Apple’s iOS 27 is shaping up to be a familiar kind of Apple story: a big yearly software refresh that still leaves a few older iPhones behind. Based on the current leak, four devices are expected to miss the cut – the iPhone 11, iPhone 11 Pro, iPhone 11 Pro Max, and iPhone SE (2nd generation) – even though they should keep getting iOS 26 security updates for a while.
This kind of cutoff is usually less about Apple being dramatic and more about the slow march of hardware limits. The latest reporting says iOS 27 should work on iPhone 12 models and newer, while the biggest new Siri changes may be reserved for iPhone 15 Pro and newer because they depend on Apple Intelligence. That split matters because it shows Apple is now dividing support in two ways: basic OS compatibility on one side, and the more demanding AI features on the other.
The iPhone 11 family and the second-gen iPhone SE are all aging into that awkward zone where they still feel usable, but not quite future-proof enough for Apple’s newest software ambitions. The timing also lines up with Apple’s usual pattern of trimming support for older hardware ahead of a major feature cycle, especially when the update is expected to lean hard into AI and Siri changes.
What makes iOS 27 interesting is that it does not sound like a flashy, feature-packed overhaul in the old sense. Reports point to a more focused release, with Apple leaning toward stability improvements, polish, and a new Siri experience rather than a giant visual redesign. That is very much in the spirit of Apple making sure the software feels faster and smarter before it feels bigger.

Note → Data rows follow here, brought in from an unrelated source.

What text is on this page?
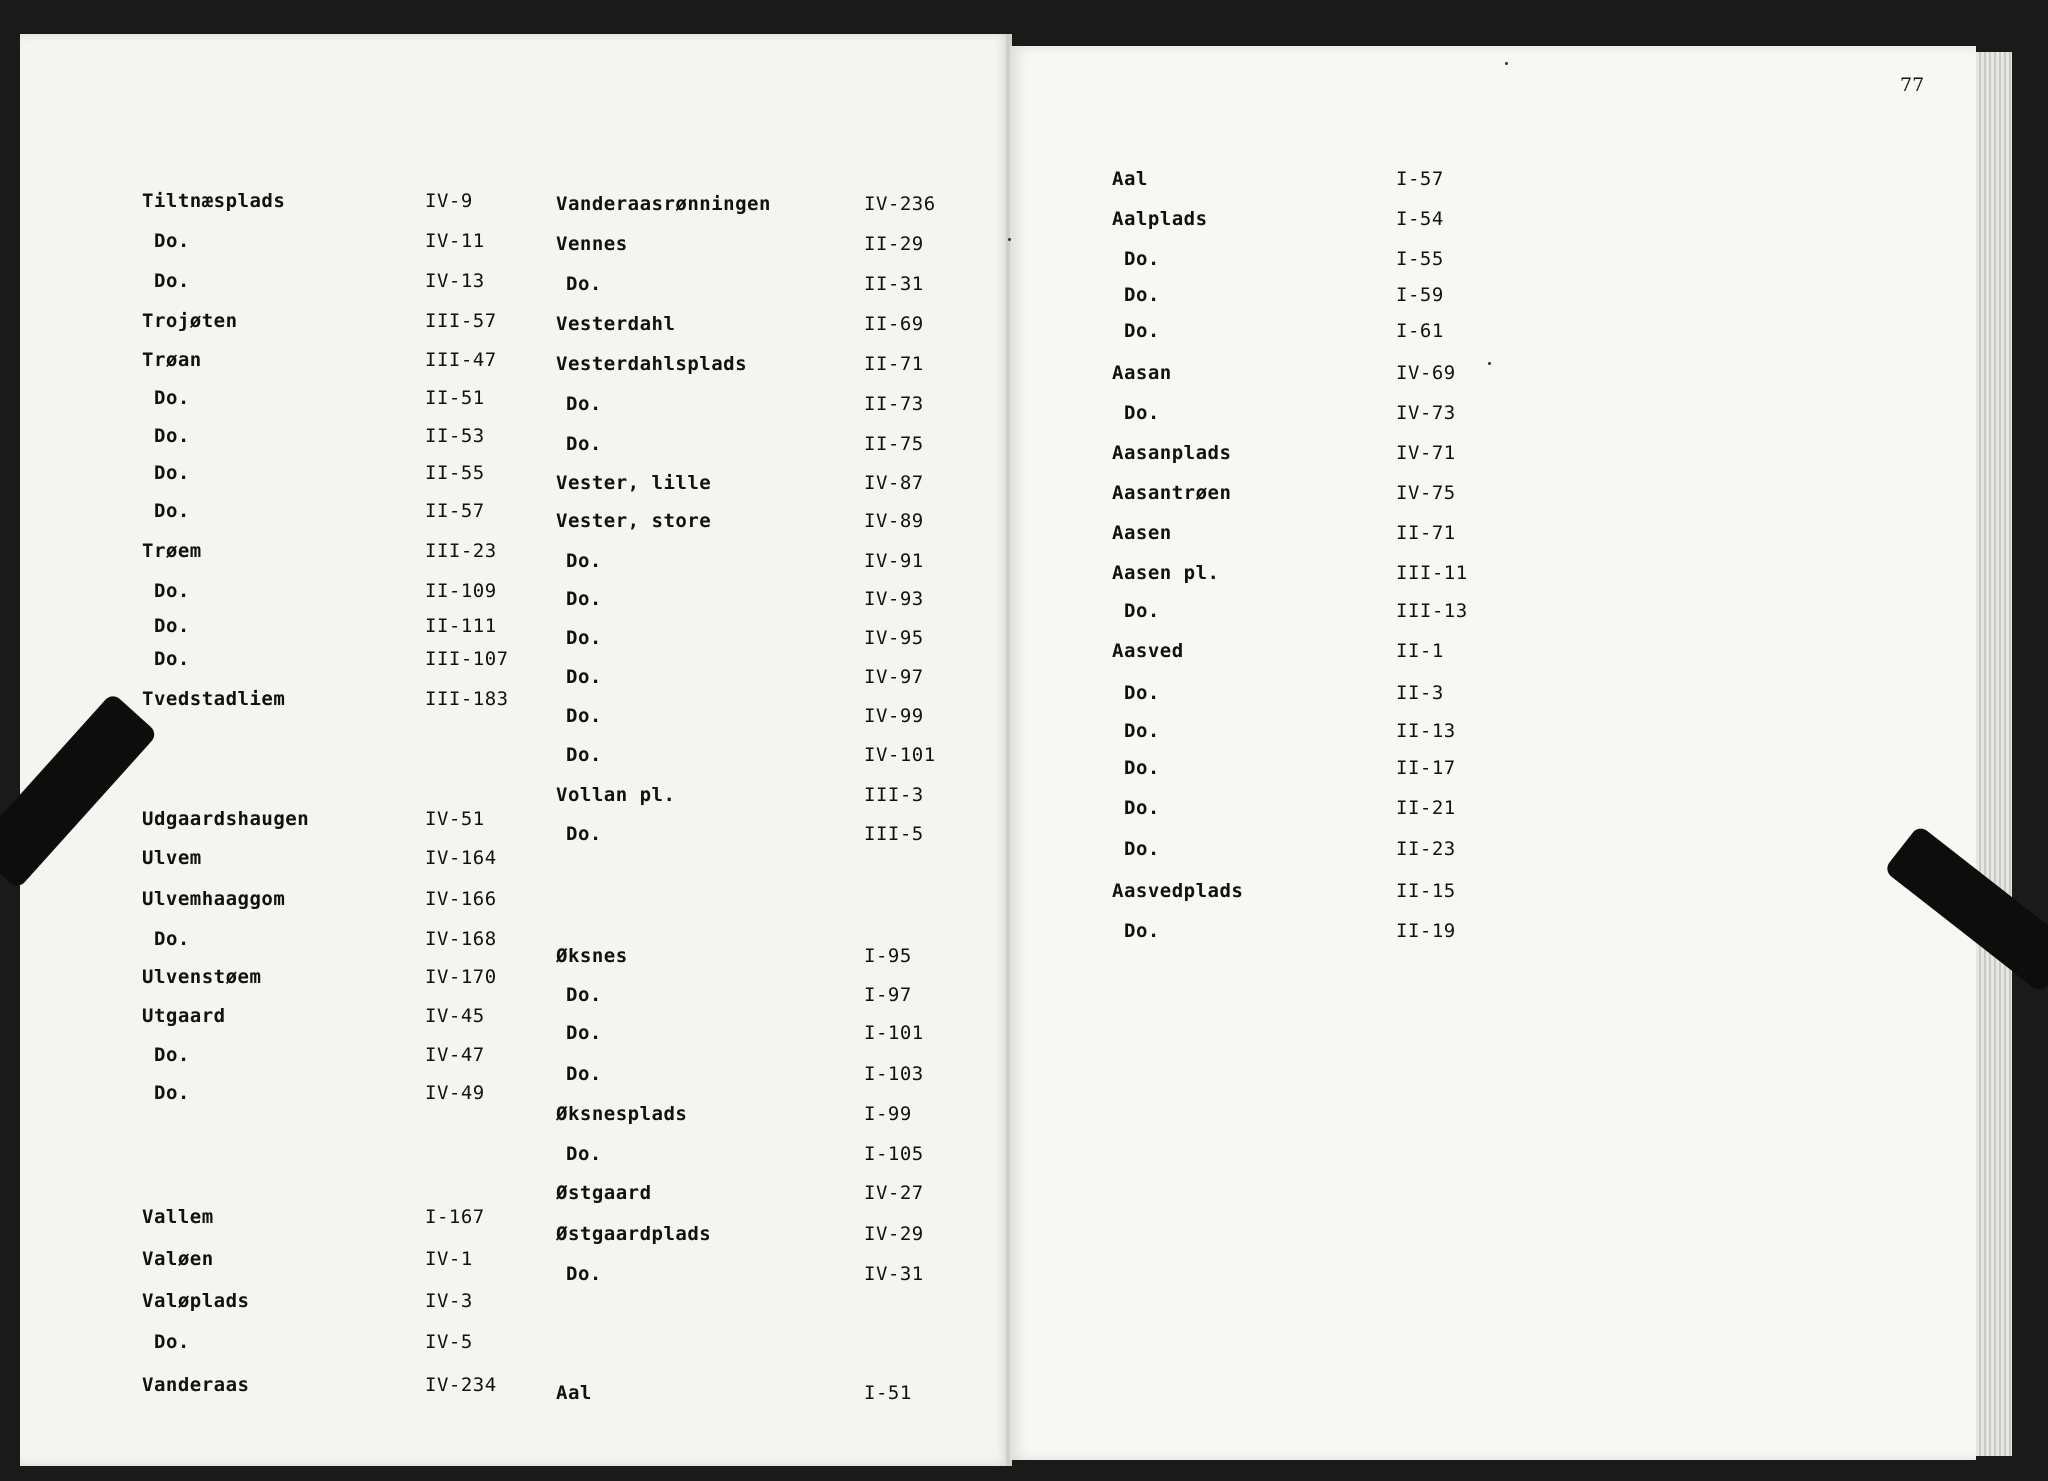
77
Tiltnæsplads	IV-9
Do.	IV-11
Do.	IV-13
Trojøten	III-57
Trøan	III-47
Do.	II-51
Do.	II-53
Do.	II-55
Do.	II-57
Trøem	III-23
Do.	II-109
Do.	II-111
Do.	III-107
Tvedstadliem	III-183
Udgaardshaugen	IV-51
Ulvem	IV-164
Ulvemhaaggom	IV-166
Do.	IV-168
Ulvenstøem	IV-170
Utgaard	IV-45
Do.	IV-47
Do.	IV-49
Vallem	I-167
Valøen	IV-1
Valøplads	IV-3
Do.	IV-5
Vanderaas	IV-234
Vanderaasrønningen	IV-236
Vennes	II-29
Do.	II-31
Vesterdahl	II-69
Vesterdahlsplads	II-71
Do.	II-73
Do.	II-75
Vester, lille	IV-87
Vester, store	IV-89
Do.	IV-91
Do.	IV-93
Do.	IV-95
Do.	IV-97
Do.	IV-99
Do.	IV-101
Vollan pl.	III-3
Do.	III-5
Øksnes	I-95
Do.	I-97
Do.	I-101
Do.	I-103
Øksnesplads	I-99
Do.	I-105
Østgaard	IV-27
Østgaardplads	IV-29
Do.	IV-31
Aal	I-51
Aal	I-57
Aalplads	I-54
Do.	I-55
Do.	I-59
Do.	I-61
Aasan	IV-69
Do.	IV-73
Aasanplads	IV-71
Aasantrøen	IV-75
Aasen	II-71
Aasen pl.	III-11
Do.	III-13
Aasved	II-1
Do.	II-3
Do.	II-13
Do.	II-17
Do.	II-21
Do.	II-23
Aasvedplads	II-15
Do.	II-19
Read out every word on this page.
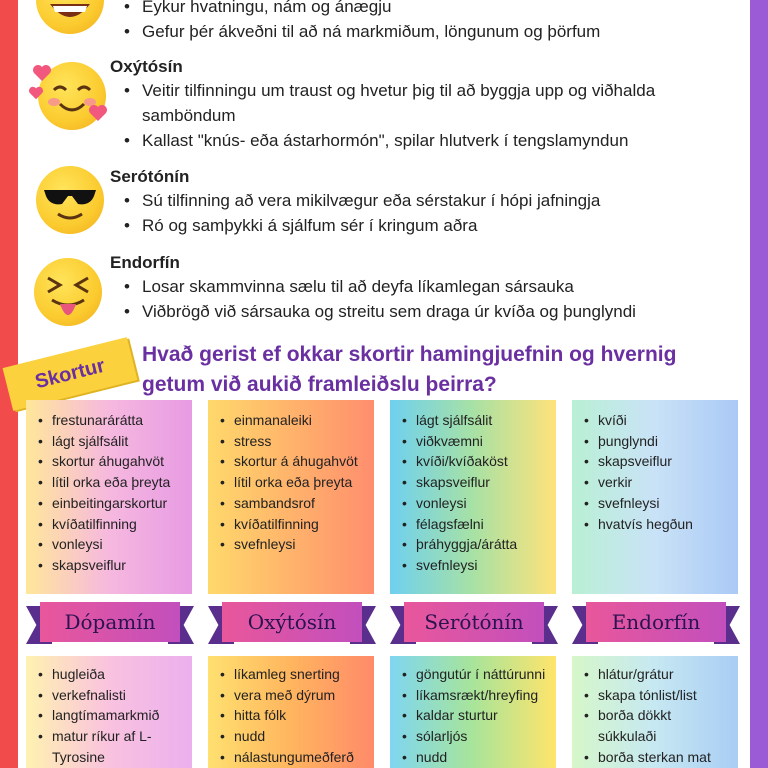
• Eykur hvatningu, nám og ánægju
• Gefur þér ákveðni til að ná markmiðum, löngunum og þörfum
Oxýtósín
• Veitir tilfinningu um traust og hvetur þig til að byggja upp og viðhalda samböndum
• Kallast "knús- eða ástarhormón", spilar hlutverk í tengslamyndun
Serótónín
• Sú tilfinning að vera mikilvægur eða sérstakur í hópi jafningja
• Ró og samþykki á sjálfum sér í kringum aðra
Endorfín
• Losar skammvinna sælu til að deyfa líkamlegan sársauka
• Viðbrögð við sársauka og streitu sem draga úr kvíða og þunglyndi
Skortur
Hvað gerist ef okkar skortir hamingjuefnin og hvernig getum við aukið framleiðslu þeirra?
• frestunarárátta
• lágt sjálfsálit
• skortur áhugahvöt
• lítil orka eða þreyta
• einbeitingarskortur
• kvíðatilfinning
• vonleysi
• skapsveiflur
• einmanaleiki
• stress
• skortur á áhugahvöt
• lítil orka eða þreyta
• sambandsrof
• kvíðatilfinning
• svefnleysi
• lágt sjálfsálit
• viðkvæmni
• kvíði/kvíðaköst
• skapsveiflur
• vonleysi
• félagsfælni
• þráhyggja/árátta
• svefnleysi
• kvíði
• þunglyndi
• skapsveiflur
• verkir
• svefnleysi
• hvatvís hegðun
Dópamín	Oxýtósín	Serótónín	Endorfín
• hugleiða
• verkefnalisti
• langtímamarkmið
• matur ríkur af L-Tyrosine
• líkamleg snerting
• vera með dýrum
• hitta fólk
• nudd
• nálastungumeðferð
• göngutúr í náttúrunni
• líkamsrækt/hreyfing
• kaldar sturtur
• sólarljós
• nudd
• hlátur/grátur
• skapa tónlist/list
• borða dökkt súkkulaði
• borða sterkan mat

The new Siri angle is the real reason older phones are getting squeezed. A more personal, chatbot-style Siri that can understand context, act across apps, and use Apple Intelligence is much heavier than the old voice assistant model. In plain terms, Apple appears to be drawing a line where older iPhones can still run the operating system, but not necessarily the features that define it.
For owners of the iPhone 11 and the 2020 SE, this would be the moment when a once-solid upgrade path finally ends. That does not instantly make the phones useless, of course, because Apple typically keeps security support alive for older versions for some time. But it does mean those users would be stuck on the previous generation of iOS while newer iPhones get the next wave of features.
That difference can start to matter in subtle ways. Over time, app developers often optimize for the latest versions first, and new Apple Intelligence-powered features could become a bigger part of the iPhone experience than many users expect. So even if a phone still works fine today, losing the newest OS can slowly become a software and ecosystem problem, not just a bragging-rights problem.